Likewise, only days after I told a group of Germans that America’s big corporations have learned the lesson of Enron, Global Crossing, etc., and are purging themselves of the corrupt practices that are still common, for instance, in Greece, the Air Force determined that Boeing had stolen secret government papers from its rival, Lockheed!

Turn now to California,that’s where the laughs come in. Asked to explain the recall process to friends in Budapest and London, I said that Gray Davis is a lousy governor who had deceived Californians by covering up the horrors of the state’s financial problems while previously displaying all the decisiveness of a bowl of Jell-O when tackling its energy crisis.

All this makes Gov. Davis as vulnerable to corruption charges as Silvio Berlusconi, prime minister of Italy, I added hopefully!

Berlusconi, like all other E.U. prime ministers, can be thrown out of office if he loses the support of a majority of members of his parliament. So Europeans see nothing wrong with California’s voters being able to get rid of Davis before his term is up. However, the problem remains for those of us who try to put the best face on California’s recall process for the benefit of foreigners.

What is the alternative? Darrell Issa? Arianna Huffington? The Terminator? Schwarzenegger had not yet announced his decision to run while I still was in Europe, but it’s worth recording a comment I heard about this muscle-bound ex-Austrian’s credentials: “Didn’t Americans learn anything from that wrestler Jesse Ventura’s antics in Minnesota?”

The biggest challenge I faced when expounding the virtues of California were those televised pictures of the state assemblymen, locked up like felons in their chamber, many of them fast asleep, as their political godfathers crafted a ragbag of budgetary fixes that lumber the state with inflationary charges and still fail to tackle its mountainous debt and poor credit rating. These pictures pulled the rug out from under the claim I’d made that California, with all its faults, remains a responsible democracy.

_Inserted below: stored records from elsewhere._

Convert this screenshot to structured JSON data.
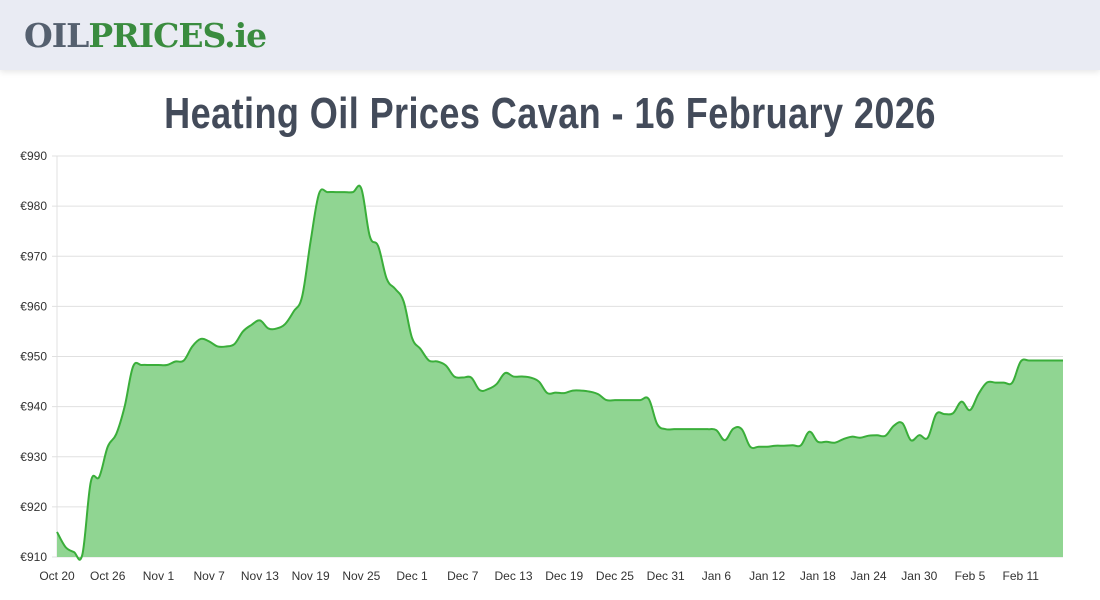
{
  "header": {
    "logo_part1": "OIL",
    "logo_part2": "PRICES.ie"
  },
  "page": {
    "title": "Heating Oil Prices Cavan - 16 February 2026"
  },
  "colors": {
    "line": "#3aae3a",
    "fill": "#90d592",
    "grid": "#e0e0e0",
    "logo_gray": "#55606f",
    "logo_green": "#3a8c3f",
    "title": "#434b5a"
  },
  "chart_data": {
    "type": "area",
    "title": "Heating Oil Prices Cavan - 16 February 2026",
    "xlabel": "",
    "ylabel": "",
    "ylim": [
      910,
      990
    ],
    "yticks": [
      "€910",
      "€920",
      "€930",
      "€940",
      "€950",
      "€960",
      "€970",
      "€980",
      "€990"
    ],
    "ytick_values": [
      910,
      920,
      930,
      940,
      950,
      960,
      970,
      980,
      990
    ],
    "xticks": [
      "Oct 20",
      "Oct 26",
      "Nov 1",
      "Nov 7",
      "Nov 13",
      "Nov 19",
      "Nov 25",
      "Dec 1",
      "Dec 7",
      "Dec 13",
      "Dec 19",
      "Dec 25",
      "Dec 31",
      "Jan 6",
      "Jan 12",
      "Jan 18",
      "Jan 24",
      "Jan 30",
      "Feb 5",
      "Feb 11"
    ],
    "xtick_day_index": [
      0,
      6,
      12,
      18,
      24,
      30,
      36,
      42,
      48,
      54,
      60,
      66,
      72,
      78,
      84,
      90,
      96,
      102,
      108,
      114
    ],
    "grid": true,
    "legend": "none",
    "x_start": "Oct 20",
    "x_end": "Feb 16",
    "series": [
      {
        "name": "Heating Oil Price (€)",
        "values": [
          915,
          912,
          911,
          910.5,
          925,
          926,
          932,
          934.5,
          940,
          948,
          948.3,
          948.3,
          948.3,
          948.3,
          949,
          949.2,
          952,
          953.5,
          953,
          952,
          952,
          952.5,
          955,
          956.3,
          957.2,
          955.6,
          955.6,
          956.5,
          959,
          962,
          973,
          982.5,
          982.8,
          982.8,
          982.8,
          982.8,
          983.5,
          974,
          972,
          965.5,
          963.5,
          961,
          953.7,
          951.5,
          949.2,
          949,
          948.2,
          946,
          945.8,
          945.8,
          943.3,
          943.5,
          944.5,
          946.7,
          946,
          946,
          945.8,
          945,
          942.7,
          942.8,
          942.7,
          943.2,
          943.2,
          943,
          942.5,
          941.3,
          941.3,
          941.3,
          941.3,
          941.3,
          941.5,
          936.5,
          935.5,
          935.5,
          935.5,
          935.5,
          935.5,
          935.5,
          935.3,
          933.3,
          935.6,
          935.5,
          932,
          932,
          932,
          932.2,
          932.2,
          932.3,
          932.3,
          935,
          933,
          933,
          932.8,
          933.5,
          934,
          933.8,
          934.2,
          934.3,
          934.2,
          936.2,
          936.7,
          933.3,
          934.3,
          933.8,
          938.5,
          938.5,
          938.7,
          941,
          939.3,
          942.5,
          944.8,
          944.8,
          944.8,
          944.8,
          949,
          949.2,
          949.2,
          949.2,
          949.2,
          949.2
        ]
      }
    ]
  }
}
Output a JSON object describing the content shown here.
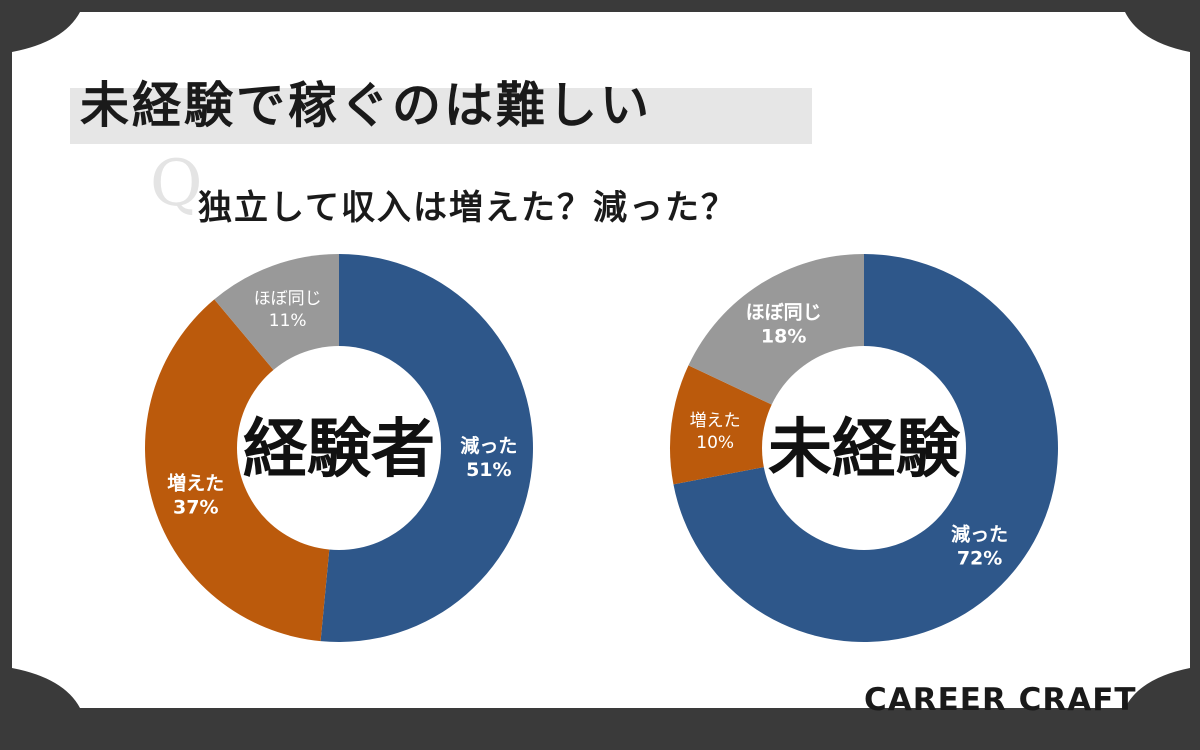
{
  "title": "未経験で稼ぐのは難しい",
  "question_mark": "Q",
  "question": "独立して収入は増えた？減った？",
  "brand": "CAREER CRAFT",
  "colors": {
    "decreased": "#2e578a",
    "increased": "#bb5a0c",
    "same": "#999999",
    "background": "#3a3a3a",
    "card": "#ffffff"
  },
  "chart_data": [
    {
      "type": "pie",
      "center_label": "経験者",
      "slices": [
        {
          "label": "減った",
          "value": 51,
          "value_label": "51%",
          "color": "#2e578a"
        },
        {
          "label": "増えた",
          "value": 37,
          "value_label": "37%",
          "color": "#bb5a0c"
        },
        {
          "label": "ほぼ同じ",
          "value": 11,
          "value_label": "11%",
          "color": "#999999"
        }
      ]
    },
    {
      "type": "pie",
      "center_label": "未経験",
      "slices": [
        {
          "label": "減った",
          "value": 72,
          "value_label": "72%",
          "color": "#2e578a"
        },
        {
          "label": "増えた",
          "value": 10,
          "value_label": "10%",
          "color": "#bb5a0c"
        },
        {
          "label": "ほぼ同じ",
          "value": 18,
          "value_label": "18%",
          "color": "#999999"
        }
      ]
    }
  ]
}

The problem, as I see it, is those nutty term limits that, like the “Three Strikes” law, impose inflexible, unrealistic prescriptions for California’s public business. A German magazine gave state Sen. John Vasconcellos (D-San Jose) the only mention he’s likely to get in Europe when it quoted his assessment, “A third of our folks have only been here (in Sacramento) for six months and they walk into a $38 billion deficit. There is no mentoring. No seasoning. No history. No loyalty.”

What is the moral of this tale?

California’s legislators are no worse than many other countries’. Did you see those pictures of Japanese parliamentarians crawling over one another as they fought a pitched battle to kill a bill sending Japanese peacekeepers to Iraq?

But here’s the difference. Unlike American politicians, very few European or Asian politicians I know engage in self-righteous preaching about the virtues of their system to the rest of the world.

Everywhere I go, I see and hear U.S. ambassadors and traveling U.S. legislators extolling the superiority of democracy, American-style. Privately, many of them agree that there’s something rotten in the state of our politics in both Washington and most state capitals; but in public, they swallow these misgivings and concentrate on the task of explaining that it’s a measure of American “freedom” that rich men can,and do,”buy” our U.S. elections, and that it is corrupt when other countries gerrymander their electoral districts to ensure their incumbents stay in power, but there’s nothing much to fuss about when Americans do the same thing!

Heading back to Europe, I’m taking with me a cartoon from the Las Vegas Sun. It shows two GIs contemplating a landscape of wrecked buildings and desolation labeled Baghdad. “A disgruntled population, economic turmoil and political chaos,” observes the senior GI. His junior buddy’s response, “Reminds me of California.”

Griffiths, a resident of Laguna Niguel, is an author, lecturer, journalist and former member of the British House of Commons.